🤖 AI Summary
To address conservative reliability assessment for safety-critical software under prior uncertainty, this paper proposes a robust Bayesian framework that computes the worst-case posterior predictive probability of fault-free operation—thereby yielding a conservative estimate of future reliability. Methodologically, software failures are modeled as a Bernoulli process, and the approach integrates set-based Bayesian inference with asymptotic analysis. Key contributions include: (1) the first closed-form analytical solution for the worst-case posterior predictive probability; (2) characterization of its asymptotic convergence properties; and (3) an extension of robust Bayesian theory, providing a rigorous mathematical foundation for quantifying worst-case behavior under prior uncertainty.
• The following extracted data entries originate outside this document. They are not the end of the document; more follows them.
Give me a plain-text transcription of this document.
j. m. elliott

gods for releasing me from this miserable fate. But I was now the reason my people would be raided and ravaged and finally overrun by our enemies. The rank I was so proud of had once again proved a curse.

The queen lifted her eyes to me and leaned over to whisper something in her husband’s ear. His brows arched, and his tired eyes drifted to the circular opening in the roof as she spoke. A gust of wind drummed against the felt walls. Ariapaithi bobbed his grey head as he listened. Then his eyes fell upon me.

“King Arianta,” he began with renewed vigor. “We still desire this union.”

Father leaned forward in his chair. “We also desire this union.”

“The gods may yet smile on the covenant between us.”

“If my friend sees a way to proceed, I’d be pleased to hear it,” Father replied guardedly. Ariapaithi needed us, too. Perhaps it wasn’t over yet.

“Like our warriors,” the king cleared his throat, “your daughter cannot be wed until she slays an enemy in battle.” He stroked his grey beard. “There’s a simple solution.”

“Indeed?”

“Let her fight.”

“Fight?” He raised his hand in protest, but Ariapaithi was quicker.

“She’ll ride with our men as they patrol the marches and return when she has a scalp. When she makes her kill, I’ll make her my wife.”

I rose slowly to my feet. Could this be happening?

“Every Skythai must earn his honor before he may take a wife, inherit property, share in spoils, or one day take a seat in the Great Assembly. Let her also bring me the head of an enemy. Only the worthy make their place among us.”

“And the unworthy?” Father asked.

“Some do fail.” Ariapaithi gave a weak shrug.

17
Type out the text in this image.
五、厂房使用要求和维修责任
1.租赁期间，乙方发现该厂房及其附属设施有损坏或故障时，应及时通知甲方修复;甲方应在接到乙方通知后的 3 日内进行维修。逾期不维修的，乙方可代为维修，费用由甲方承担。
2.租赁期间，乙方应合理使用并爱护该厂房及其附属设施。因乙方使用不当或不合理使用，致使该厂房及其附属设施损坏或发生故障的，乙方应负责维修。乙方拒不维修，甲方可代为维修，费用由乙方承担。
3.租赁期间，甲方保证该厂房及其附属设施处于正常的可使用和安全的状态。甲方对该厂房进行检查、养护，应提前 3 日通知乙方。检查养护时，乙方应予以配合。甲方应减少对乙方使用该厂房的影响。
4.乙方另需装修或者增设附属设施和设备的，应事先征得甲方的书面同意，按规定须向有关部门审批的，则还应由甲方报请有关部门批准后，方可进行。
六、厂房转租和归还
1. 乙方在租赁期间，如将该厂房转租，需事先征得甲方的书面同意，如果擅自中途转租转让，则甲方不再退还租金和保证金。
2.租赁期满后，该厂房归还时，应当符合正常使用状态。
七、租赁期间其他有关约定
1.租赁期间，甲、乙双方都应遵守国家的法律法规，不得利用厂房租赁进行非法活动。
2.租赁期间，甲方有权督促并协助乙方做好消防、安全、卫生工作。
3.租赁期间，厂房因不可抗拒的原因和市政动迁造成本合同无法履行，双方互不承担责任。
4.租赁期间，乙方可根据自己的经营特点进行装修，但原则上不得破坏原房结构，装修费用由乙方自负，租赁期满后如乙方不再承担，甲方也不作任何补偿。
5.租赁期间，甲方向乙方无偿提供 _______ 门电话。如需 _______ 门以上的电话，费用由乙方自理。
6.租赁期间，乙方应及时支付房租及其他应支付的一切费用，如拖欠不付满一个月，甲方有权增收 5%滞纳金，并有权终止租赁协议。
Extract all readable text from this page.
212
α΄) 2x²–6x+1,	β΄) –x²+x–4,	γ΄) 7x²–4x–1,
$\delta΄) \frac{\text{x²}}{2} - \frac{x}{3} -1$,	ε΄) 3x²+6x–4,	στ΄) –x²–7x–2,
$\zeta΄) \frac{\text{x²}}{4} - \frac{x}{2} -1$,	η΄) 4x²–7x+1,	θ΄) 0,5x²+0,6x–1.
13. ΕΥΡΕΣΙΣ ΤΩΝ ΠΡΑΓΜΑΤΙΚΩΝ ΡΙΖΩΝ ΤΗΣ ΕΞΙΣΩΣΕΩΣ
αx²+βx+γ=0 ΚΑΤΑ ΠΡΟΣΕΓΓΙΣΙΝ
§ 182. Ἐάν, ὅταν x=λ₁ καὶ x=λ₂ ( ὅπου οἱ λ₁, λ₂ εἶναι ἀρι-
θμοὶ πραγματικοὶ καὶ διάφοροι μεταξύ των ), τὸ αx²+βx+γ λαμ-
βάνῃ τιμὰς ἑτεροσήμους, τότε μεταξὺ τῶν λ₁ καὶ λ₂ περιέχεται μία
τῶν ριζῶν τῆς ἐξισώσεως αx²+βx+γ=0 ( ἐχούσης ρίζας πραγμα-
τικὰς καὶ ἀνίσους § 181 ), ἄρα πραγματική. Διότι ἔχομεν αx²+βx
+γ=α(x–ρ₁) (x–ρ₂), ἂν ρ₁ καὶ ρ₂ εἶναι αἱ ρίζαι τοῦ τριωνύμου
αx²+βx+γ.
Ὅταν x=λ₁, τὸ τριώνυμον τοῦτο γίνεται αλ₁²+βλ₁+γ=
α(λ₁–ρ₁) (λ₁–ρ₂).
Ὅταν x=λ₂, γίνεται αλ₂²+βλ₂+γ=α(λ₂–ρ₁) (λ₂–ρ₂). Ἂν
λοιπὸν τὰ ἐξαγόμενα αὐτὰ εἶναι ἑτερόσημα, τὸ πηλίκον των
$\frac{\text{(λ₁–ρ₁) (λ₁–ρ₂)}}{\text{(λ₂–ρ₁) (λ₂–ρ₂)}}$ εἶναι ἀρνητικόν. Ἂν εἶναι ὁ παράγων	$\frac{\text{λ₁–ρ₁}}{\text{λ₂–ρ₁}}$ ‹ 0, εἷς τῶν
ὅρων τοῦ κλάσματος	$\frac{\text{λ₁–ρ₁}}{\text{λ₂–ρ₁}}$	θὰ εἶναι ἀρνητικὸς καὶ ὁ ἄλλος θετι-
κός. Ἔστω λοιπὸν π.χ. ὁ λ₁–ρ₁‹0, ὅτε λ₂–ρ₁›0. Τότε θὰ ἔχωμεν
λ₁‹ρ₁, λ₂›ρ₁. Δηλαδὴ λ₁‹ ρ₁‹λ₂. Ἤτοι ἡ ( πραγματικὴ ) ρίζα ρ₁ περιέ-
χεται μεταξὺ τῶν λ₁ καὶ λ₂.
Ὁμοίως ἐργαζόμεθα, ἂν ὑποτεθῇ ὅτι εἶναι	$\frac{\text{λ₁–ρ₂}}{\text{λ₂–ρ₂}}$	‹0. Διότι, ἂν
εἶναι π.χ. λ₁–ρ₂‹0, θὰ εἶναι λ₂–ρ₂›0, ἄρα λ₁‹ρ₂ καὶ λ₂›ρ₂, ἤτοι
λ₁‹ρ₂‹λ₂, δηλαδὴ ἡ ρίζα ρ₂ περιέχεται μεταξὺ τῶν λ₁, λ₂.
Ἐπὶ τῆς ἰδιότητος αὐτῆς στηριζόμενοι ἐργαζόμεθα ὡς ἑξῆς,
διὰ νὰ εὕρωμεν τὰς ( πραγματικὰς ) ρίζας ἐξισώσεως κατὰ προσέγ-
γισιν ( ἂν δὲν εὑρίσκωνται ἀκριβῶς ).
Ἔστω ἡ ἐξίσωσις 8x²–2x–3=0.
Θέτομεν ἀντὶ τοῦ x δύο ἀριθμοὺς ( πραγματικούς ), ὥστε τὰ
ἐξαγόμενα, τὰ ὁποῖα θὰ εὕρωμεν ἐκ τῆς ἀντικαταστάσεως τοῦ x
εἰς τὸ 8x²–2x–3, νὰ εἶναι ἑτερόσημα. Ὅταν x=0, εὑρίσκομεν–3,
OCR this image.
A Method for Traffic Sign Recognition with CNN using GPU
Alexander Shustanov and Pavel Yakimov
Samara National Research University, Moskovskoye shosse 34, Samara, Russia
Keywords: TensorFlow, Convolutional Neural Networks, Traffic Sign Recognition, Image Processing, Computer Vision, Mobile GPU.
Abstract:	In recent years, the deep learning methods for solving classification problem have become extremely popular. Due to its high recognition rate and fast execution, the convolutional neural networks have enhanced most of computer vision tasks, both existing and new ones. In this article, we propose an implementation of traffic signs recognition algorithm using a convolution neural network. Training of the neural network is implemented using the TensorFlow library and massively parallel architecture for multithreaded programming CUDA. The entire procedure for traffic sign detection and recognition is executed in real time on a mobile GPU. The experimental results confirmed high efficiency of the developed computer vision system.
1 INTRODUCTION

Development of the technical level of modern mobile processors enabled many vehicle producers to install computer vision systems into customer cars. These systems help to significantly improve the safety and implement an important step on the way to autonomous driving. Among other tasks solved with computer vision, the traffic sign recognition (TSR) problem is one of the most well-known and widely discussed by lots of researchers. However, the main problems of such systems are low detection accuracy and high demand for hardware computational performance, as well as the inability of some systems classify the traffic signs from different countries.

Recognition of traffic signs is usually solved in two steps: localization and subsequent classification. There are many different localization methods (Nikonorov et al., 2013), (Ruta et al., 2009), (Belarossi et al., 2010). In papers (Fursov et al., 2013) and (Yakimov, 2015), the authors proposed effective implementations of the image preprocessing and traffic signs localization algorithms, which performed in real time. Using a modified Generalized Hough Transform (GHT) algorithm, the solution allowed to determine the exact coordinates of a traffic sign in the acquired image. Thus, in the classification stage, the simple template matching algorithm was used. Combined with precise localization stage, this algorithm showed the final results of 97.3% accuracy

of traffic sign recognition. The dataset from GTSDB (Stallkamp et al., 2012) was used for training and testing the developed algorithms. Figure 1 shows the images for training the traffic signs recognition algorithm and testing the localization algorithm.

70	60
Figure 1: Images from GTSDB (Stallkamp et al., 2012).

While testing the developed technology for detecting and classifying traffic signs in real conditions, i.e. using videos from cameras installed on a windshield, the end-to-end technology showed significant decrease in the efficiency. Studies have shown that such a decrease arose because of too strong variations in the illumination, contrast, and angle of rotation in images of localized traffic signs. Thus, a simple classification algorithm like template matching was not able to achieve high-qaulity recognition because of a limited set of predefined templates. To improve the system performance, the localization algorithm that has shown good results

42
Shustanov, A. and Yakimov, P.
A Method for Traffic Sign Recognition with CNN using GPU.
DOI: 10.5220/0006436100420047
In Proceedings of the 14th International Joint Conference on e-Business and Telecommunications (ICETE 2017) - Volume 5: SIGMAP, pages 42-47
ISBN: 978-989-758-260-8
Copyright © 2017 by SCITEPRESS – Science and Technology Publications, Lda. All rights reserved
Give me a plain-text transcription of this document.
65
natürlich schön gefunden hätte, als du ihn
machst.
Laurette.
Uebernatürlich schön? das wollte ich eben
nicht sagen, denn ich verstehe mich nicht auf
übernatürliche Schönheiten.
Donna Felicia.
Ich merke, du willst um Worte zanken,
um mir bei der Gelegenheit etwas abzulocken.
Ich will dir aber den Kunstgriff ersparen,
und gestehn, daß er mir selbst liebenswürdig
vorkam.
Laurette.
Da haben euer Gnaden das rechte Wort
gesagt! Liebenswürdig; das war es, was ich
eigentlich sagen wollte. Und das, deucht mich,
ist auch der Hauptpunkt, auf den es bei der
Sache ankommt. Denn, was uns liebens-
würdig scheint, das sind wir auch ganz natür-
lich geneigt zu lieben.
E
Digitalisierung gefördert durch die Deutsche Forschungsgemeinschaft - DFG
The framework balances theoretical rigor with practical applicability, enabling high-assurance software reliability certification.
📝 Abstract
When using Bayesian inference to support conservative software reliability assessments, it is useful to consider a collection of Bayesian inference problems, with the aim of determining the worst-case value (from this collection) for a posterior predictive probability that characterizes how reliable the software is. Using a Bernoulli process to model the occurrence of software failures, we explicitly determine (from collections of Bayesian inference problems) worst-case posterior predictive probabilities of the software operating without failure in the future. We deduce asymptotic properties of these conservative posterior probabilities and their priors, and illustrate how to use these results in assessments of safety-critical software. This work extends robust Bayesian inference results and so-called conservative Bayesian inference methods.